Legal

Admitting that e-tolling “was a mistake” is a good start – JPSA

Justice Project South Africa is delighted to note that Gauteng Premier, David Makhura has reportedly finally admitted that e-tolling on the Gauteng Freeway Improvement Project “was a mistake” in his State of the Province address on Monday 20 February 2017 and congratulates him for doing so.

Certainly, finally coming to admit one’s mistakes represents a superbly good start to finding a way to put right that mistake and one can only hope that the Premier’s colleagues who are higher up the food chain, as well as the arrogant individuals at SANRAL will also come to realise this instead of continuing to seek to wage war with motorists who drive on these freeways.

It is sad to note that the new CEO of SANRAL, Skhumbuzo Macozoma has apparently adopted a similar approach to that of his predecessor in again threatening some people with criminal prosecution for the non-payment of e-tolls when the Department of Transport has acknowledged that this is not possible in the jurisdictions of the Cities of Johannesburg and Tshwane, when it released proposed amendments to the AARTO Regulations on 7 December 2015 in order to better suit SANRAL’s bizarre and ill-founded desire to include up to 100 infringements on a single AARTO 03 infringement notice.

JPSA has asserted from the outset that the Criminal Procedure Act cannot be used to prosecute non-payment of e-tolls in the jurisdictions of the Cities of Johannesburg and Tshwane, which cover the vast majority of the freeways which make up the GFIP and was proven right when these proposed amendments were published for public comment. Since then, the Minister of Transport has not proclaimed any amendments to the AARTO Regulations, apart from an amendment to Schedule 4 which lists the issuing authorities in terms of the AARTO Act.

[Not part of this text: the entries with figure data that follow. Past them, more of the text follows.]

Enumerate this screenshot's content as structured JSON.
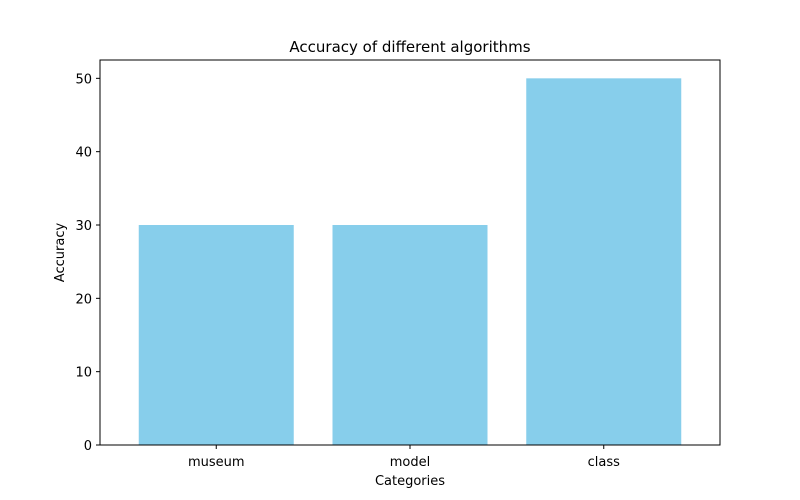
{
  "chart_data": {
    "type": "bar",
    "title": "Accuracy of different algorithms",
    "xlabel": "Categories",
    "ylabel": "Accuracy",
    "categories": [
      "museum",
      "model",
      "class"
    ],
    "values": [
      30,
      30,
      50
    ],
    "ylim": [
      0,
      52.5
    ],
    "yticks": [
      0,
      10,
      20,
      30,
      40,
      50
    ],
    "bar_color": "#87CEEB",
    "grid": false,
    "legend": "none"
  }
}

Just when it will be that National Government, the Minister and Department of Transport and SANRAL come to the realisation that e-tolling was, as the Premier puts it, “a mistake”, scraps it and moves on is anyone’s guess but the fact still remains that the enormously unpopular scheme has failed in a spectacular fashion and there exists less than zero chance that citizens will suddenly capitulate and buy into it.